So, if you follow this blog at all then you know that we left Tom with my parents for the weekend.
My first time EVER leaving him overnight.
And I was just a teensy, weensy bit scared he would think I was dead, get over it and forget who I was by the time I returned on Sunday.
I cannot say whether or not he thought I was dead, but I will say that if he did think I was dead, apparently he wasn’t too broken up about it.
I was with Tom at my parents house all day Friday waiting for Kev to meet me there, and he arrived right before Tom’s bedtime.
So my mom was the one to put him to sleep, even though we were technically still there.
I was still there long enough to hear Tom crying about going to bed.
And then we cold-heartedly WALKED. OUT.
I did not cry, though. (Kate: 1 point.)
And then 5 minutes later my mom called me to tell me he was asleep. (Tom: 1 point.)
I got totally over it.
Seriously. Apparently it takes me about an hour to revert back to the days when I was Tom-less.

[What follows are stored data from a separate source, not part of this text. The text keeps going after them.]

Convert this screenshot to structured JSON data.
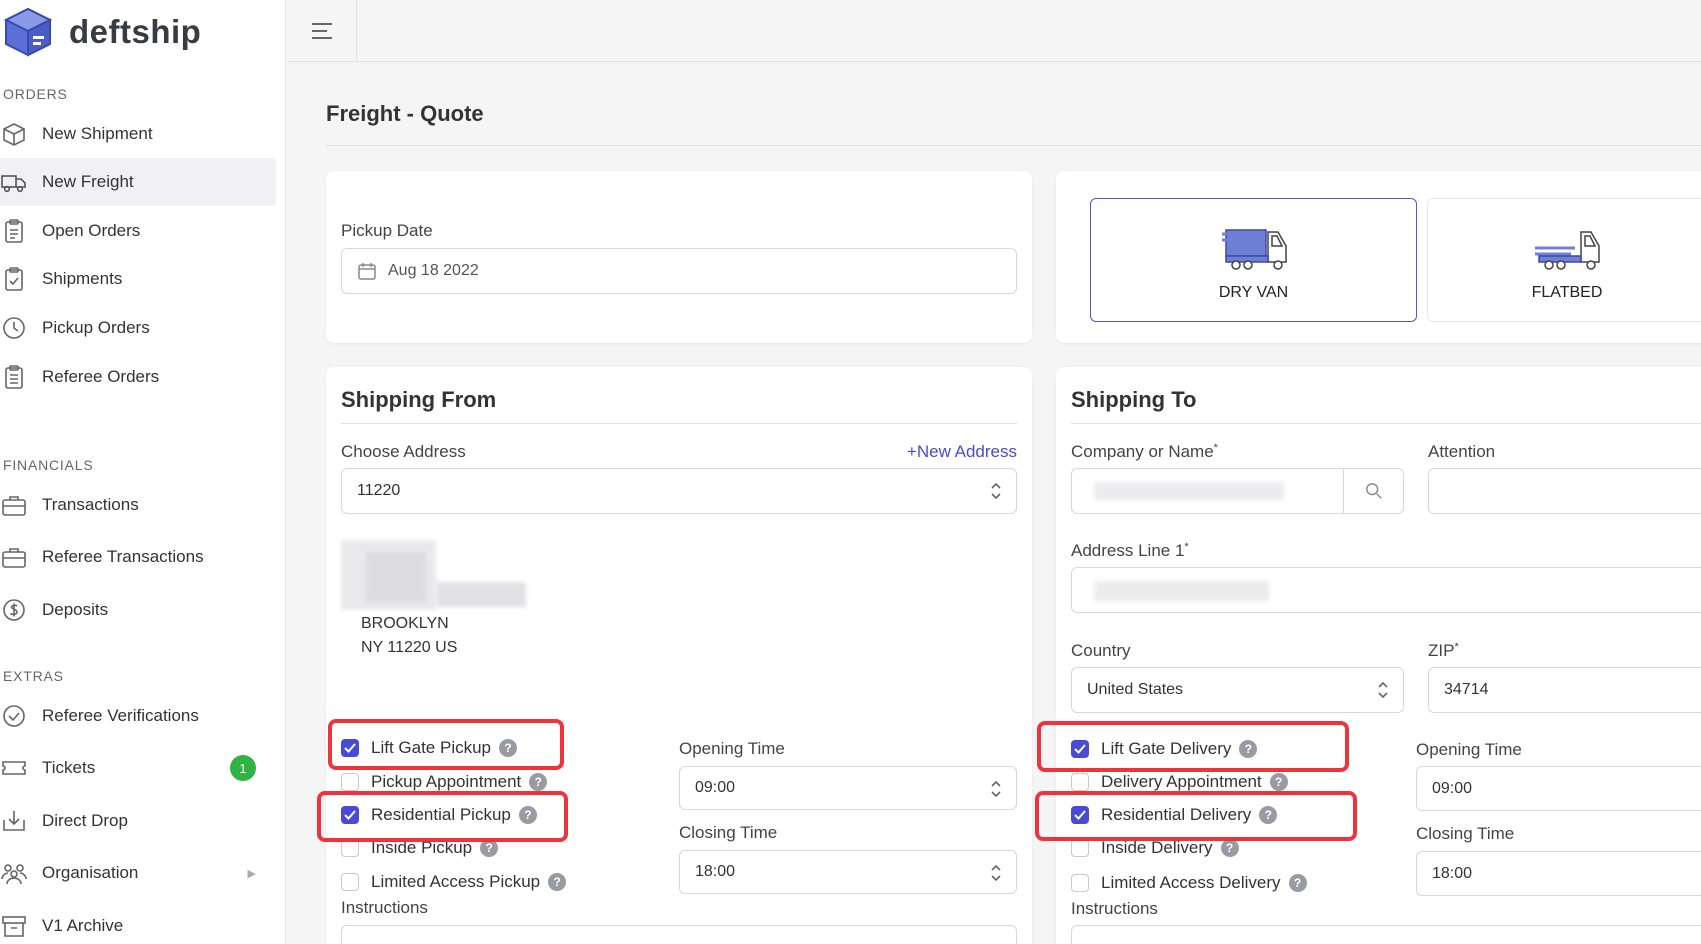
{
  "app": {
    "name": "deftship"
  },
  "sidebar": {
    "sections": {
      "orders": "ORDERS",
      "financials": "FINANCIALS",
      "extras": "EXTRAS"
    },
    "items": [
      {
        "label": "New Shipment",
        "icon": "box-icon"
      },
      {
        "label": "New Freight",
        "icon": "truck-icon",
        "active": true
      },
      {
        "label": "Open Orders",
        "icon": "clipboard-icon"
      },
      {
        "label": "Shipments",
        "icon": "clipboard-check-icon"
      },
      {
        "label": "Pickup Orders",
        "icon": "clock-icon"
      },
      {
        "label": "Referee Orders",
        "icon": "clipboard-list-icon"
      },
      {
        "label": "Transactions",
        "icon": "briefcase-icon"
      },
      {
        "label": "Referee Transactions",
        "icon": "briefcase-icon"
      },
      {
        "label": "Deposits",
        "icon": "dollar-icon"
      },
      {
        "label": "Referee Verifications",
        "icon": "check-circle-icon"
      },
      {
        "label": "Tickets",
        "icon": "ticket-icon",
        "badge": "1"
      },
      {
        "label": "Direct Drop",
        "icon": "drop-icon"
      },
      {
        "label": "Organisation",
        "icon": "users-icon"
      },
      {
        "label": "V1 Archive",
        "icon": "archive-icon"
      }
    ]
  },
  "page": {
    "title": "Freight - Quote"
  },
  "pickup": {
    "label": "Pickup Date",
    "value": "Aug 18 2022"
  },
  "trucks": [
    {
      "label": "DRY VAN",
      "selected": true
    },
    {
      "label": "FLATBED",
      "selected": false
    }
  ],
  "from": {
    "title": "Shipping From",
    "choose_label": "Choose Address",
    "new_address": "+New Address",
    "address_value": "11220",
    "city": "BROOKLYN",
    "state_zip": "NY 11220 US",
    "options": [
      {
        "label": "Lift Gate Pickup",
        "checked": true
      },
      {
        "label": "Pickup Appointment",
        "checked": false
      },
      {
        "label": "Residential Pickup",
        "checked": true
      },
      {
        "label": "Inside Pickup",
        "checked": false
      },
      {
        "label": "Limited Access Pickup",
        "checked": false
      }
    ],
    "opening_label": "Opening Time",
    "opening_value": "09:00",
    "closing_label": "Closing Time",
    "closing_value": "18:00",
    "instructions_label": "Instructions"
  },
  "to": {
    "title": "Shipping To",
    "company_label": "Company or Name",
    "attention_label": "Attention",
    "address1_label": "Address Line 1",
    "country_label": "Country",
    "country_value": "United States",
    "zip_label": "ZIP",
    "zip_value": "34714",
    "options": [
      {
        "label": "Lift Gate Delivery",
        "checked": true
      },
      {
        "label": "Delivery Appointment",
        "checked": false
      },
      {
        "label": "Residential Delivery",
        "checked": true
      },
      {
        "label": "Inside Delivery",
        "checked": false
      },
      {
        "label": "Limited Access Delivery",
        "checked": false
      }
    ],
    "opening_label": "Opening Time",
    "opening_value": "09:00",
    "closing_label": "Closing Time",
    "closing_value": "18:00",
    "instructions_label": "Instructions"
  },
  "colors": {
    "accent": "#4a4ad8",
    "highlight": "#f0323c",
    "badge": "#2fb344"
  }
}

I ate candy and chips in the car. ALL of it. At once. And I didn’t share!
I slept until 8 a.m.!
I went to breakfast! And ate it!
My mom finally called me around 11 a.m. on Saturday morning to give me the rundown of how he was doing.
(Oh yeah! I have a kid!)
He was doing great. So great, in fact, he slept till 7 a.m. for the first time ever and took a 2.5 hour morning nap for the first time ever. (Tom: Minus 2 points.)

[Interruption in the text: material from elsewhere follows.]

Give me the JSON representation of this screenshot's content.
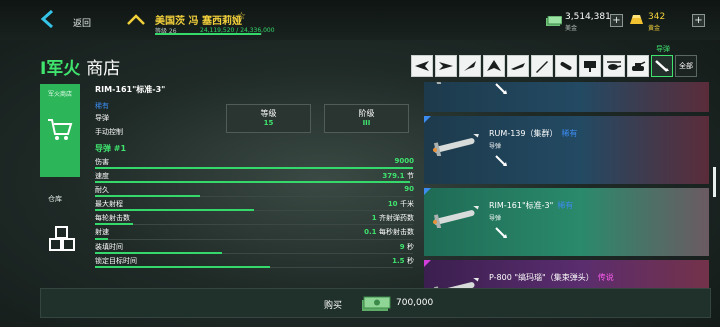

Once we were at the beach and the wedding, I was a little overly excited about seeing others with their kids and talking about mine. I’m actually quite sure I talked a lot about Tom.

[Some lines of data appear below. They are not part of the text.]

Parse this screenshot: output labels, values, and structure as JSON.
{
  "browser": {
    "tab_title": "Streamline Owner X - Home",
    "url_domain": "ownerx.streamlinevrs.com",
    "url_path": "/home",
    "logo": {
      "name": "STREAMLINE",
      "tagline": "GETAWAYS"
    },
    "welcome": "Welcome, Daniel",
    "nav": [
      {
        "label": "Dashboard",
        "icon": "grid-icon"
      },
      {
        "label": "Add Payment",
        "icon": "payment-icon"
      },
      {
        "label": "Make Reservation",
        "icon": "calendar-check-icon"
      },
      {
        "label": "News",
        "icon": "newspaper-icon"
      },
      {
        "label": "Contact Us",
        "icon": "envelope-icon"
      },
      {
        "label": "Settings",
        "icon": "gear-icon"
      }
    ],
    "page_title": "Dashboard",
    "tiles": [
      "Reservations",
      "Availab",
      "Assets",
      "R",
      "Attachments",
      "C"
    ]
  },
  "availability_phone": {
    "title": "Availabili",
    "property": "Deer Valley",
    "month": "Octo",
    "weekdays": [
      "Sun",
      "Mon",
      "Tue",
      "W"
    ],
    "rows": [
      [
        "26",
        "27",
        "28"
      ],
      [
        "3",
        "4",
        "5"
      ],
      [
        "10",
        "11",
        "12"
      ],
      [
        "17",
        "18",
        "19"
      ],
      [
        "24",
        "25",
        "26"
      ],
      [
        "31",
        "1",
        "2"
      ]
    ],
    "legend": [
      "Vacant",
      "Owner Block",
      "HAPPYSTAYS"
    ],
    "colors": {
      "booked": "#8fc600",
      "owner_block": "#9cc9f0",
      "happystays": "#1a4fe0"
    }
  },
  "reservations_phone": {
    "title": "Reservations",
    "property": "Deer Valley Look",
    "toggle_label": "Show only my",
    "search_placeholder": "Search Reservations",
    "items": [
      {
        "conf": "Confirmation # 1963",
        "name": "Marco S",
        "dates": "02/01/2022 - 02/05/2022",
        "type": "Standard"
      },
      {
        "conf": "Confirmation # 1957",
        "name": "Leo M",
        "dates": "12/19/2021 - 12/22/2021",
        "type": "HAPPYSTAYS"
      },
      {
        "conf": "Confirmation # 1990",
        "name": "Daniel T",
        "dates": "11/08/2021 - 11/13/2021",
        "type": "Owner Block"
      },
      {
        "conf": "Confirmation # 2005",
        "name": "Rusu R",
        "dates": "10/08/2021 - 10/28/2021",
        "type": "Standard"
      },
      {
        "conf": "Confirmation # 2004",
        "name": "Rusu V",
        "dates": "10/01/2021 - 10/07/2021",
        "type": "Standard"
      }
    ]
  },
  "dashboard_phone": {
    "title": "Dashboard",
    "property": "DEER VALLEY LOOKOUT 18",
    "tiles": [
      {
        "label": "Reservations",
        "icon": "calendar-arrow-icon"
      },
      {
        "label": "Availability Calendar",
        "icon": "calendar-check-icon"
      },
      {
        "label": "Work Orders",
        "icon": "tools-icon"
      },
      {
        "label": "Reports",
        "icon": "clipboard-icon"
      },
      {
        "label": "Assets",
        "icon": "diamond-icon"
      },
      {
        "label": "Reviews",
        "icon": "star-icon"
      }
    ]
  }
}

I mean, I talked about Tom with the DJ.
But I really enjoyed myself and was perfectly happy knowing Tom was perfectly happy with my parents.
When we arrived at my parents house on Sunday afternoon, Tom was sleeping.
(Again?! I swear, that NEVER happens!)
When he woke up, I think he was a little bit confused that his dead mother had reappeared, but he immediately came to me and hugged me and snuggled with me.
And then a very weird thing happened to me.
I almost wasn’t quite sure what to do next.
Ridiculous, right? I am with this child 24/7 and suddenly, I had been away from him for 40 hours and I didn’t know what we should be doing.
Does he need a snack?
Do we need to go outside to play?
What do I do with him now?!
(I figured it out.)
It was a little weird for me at first. But Tom continued to play with me, Kev and my parents. He was his same little happy self. He didn’t appear to be suffering AT ALL at the sudden loss/reappearance of his mother. He remembered me. He liked me!
That night when it was time to put him to bed (Tom and I stayed at my parents’ house on Sunday, too) he really, REALLY cried. I had to go back in there to settle him down. And then my mom had to go in there to settle him down.
And get this — he was fine after her visit.
Y’all. I have lost my touch!
My mom tried to make me feel better and said it was just because he was scared I would leave again.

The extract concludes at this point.